Create additional indexes to support the weekly and monthly aggregation options on the value.ts field. Use the following operation in the Python/PyMongo shell.
>>> db.stats.daily.ensure_index('value.ts')
>>> db.stats.monthly.ensure_index('value.ts')
Use Python’s string interpolation to refactor the map function definitions as follows:
mapf_hierarchical = '''function() {
var key = {
u: this._id.u,
d: %s };
emit(
key,
{
total: this.value.total,
count: this.value.count,
mean: 0,
ts: null });
}'''
mapf_day = bson.Code(
mapf_hierarchical % '''new Date(
this._id.d.getFullYear(),
this._id.d.getMonth(),
this._id.d.getDate(),
0, 0, 0, 0)''')
mapf_week = bson.Code(
mapf_hierarchical % '''new Date(
this._id.d.valueOf()
- dt.getDay()*24*60*60*1000)''')
mapf_month = bson.Code(
mapf_hierarchical % '''new Date(
this._id.d.getFullYear(),
this._id.d.getMonth(),
1, 0, 0, 0, 0)''')
mapf_year = bson.Code(
mapf_hierarchical % '''new Date(
this._id.d.getFullYear(),
1, 1, 0, 0, 0, 0)''')
You can create a h_aggregate function to wrap the map_reduce operation, as below, to reduce code duplication:
def h_aggregate(icollection, ocollection, mapf, cutoff, last_run):
query = { 'value.ts': { '$gt': last_run, '$lt': cutoff } }
icollection.map_reduce(
map=mapf,
reduce=reducef,
finalize=finalizef,
query=query,
out={ 'reduce': ocollection.name })
With h_aggregate defined, you can perform all aggregation operations as follows:
cutoff = datetime.utcnow() - timedelta(seconds=60)
h_aggregate(db.events, db.stats.hourly, mapf_hour, cutoff, last_run)
h_aggregate(db.stats.hourly, db.stats.daily, mapf_day, cutoff, last_run)
h_aggregate(db.stats.daily, db.stats.weekly, mapf_week, cutoff, last_run)
h_aggregate(db.stats.daily, db.stats.monthly, mapf_month, cutoff, last_run)
h_aggregate(db.stats.monthly, db.stats.yearly, mapf_year, cutoff, last_run)
last_run = cutoff
As long as you save and restore the last_run variable between aggregations, you can run these aggregations as often as you like since each aggregation operation is incremental.
Ensure that you choose a shard key that is not the incoming timestamp, but rather something that varies significantly in the most recent documents. In the example above, consider using the userid as the most significant part of the shard key.

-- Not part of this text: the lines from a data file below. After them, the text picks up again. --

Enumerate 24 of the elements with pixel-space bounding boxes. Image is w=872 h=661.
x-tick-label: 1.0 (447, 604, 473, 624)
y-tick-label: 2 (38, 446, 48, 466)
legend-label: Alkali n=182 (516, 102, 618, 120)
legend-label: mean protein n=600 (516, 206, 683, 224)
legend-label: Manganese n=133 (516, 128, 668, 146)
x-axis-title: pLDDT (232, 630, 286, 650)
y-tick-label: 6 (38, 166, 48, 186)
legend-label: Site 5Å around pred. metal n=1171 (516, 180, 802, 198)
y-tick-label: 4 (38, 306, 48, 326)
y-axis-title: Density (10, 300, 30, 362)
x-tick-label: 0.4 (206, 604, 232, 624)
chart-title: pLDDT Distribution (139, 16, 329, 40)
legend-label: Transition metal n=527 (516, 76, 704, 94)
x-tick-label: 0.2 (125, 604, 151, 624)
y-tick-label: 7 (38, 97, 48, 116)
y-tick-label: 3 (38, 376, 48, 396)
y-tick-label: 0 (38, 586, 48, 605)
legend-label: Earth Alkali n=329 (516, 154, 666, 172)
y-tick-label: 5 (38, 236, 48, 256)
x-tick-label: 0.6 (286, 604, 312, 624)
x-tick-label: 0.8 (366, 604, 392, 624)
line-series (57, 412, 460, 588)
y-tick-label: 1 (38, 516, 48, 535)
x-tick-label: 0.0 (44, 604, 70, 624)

To prevent a single, active user from creating a large, chunk that MongoDB cannot split, use a compound shard key with (username, timestamp) on the events collection. Consider the following:
>>> db.command('shardCollection','events', {
... 'key' : { 'userid': 1, 'ts' : 1} } )
{ "collectionsharded": "events", "ok" : 1 }
To shard the aggregated collections you must use the _id field, so you can issue the following group of shard operations in the Python/PyMongo shell:
db.command('shardCollection', 'stats.daily', {
'key': { '_id': 1 } })
db.command('shardCollection', 'stats.weekly', {
'key': { '_id': 1 } })
db.command('shardCollection', 'stats.monthly', {
'key': { '_id': 1 } })
db.command('shardCollection', 'stats.yearly', {
'key': { '_id': 1 } })
You should also update the h_aggregate map-reduce wrapper to support sharded output Add 'sharded':True to the out argument. See the full sharded h_aggregate function:
def h_aggregate(icollection, ocollection, mapf, cutoff, last_run):
query = { 'value.ts': { '$gt': last_run, '$lt': cutoff } }
icollection.map_reduce(
map=mapf,
reduce=reducef,
finalize=finalizef,
query=query,
out={ 'reduce': ocollection.name, 'sharded': True })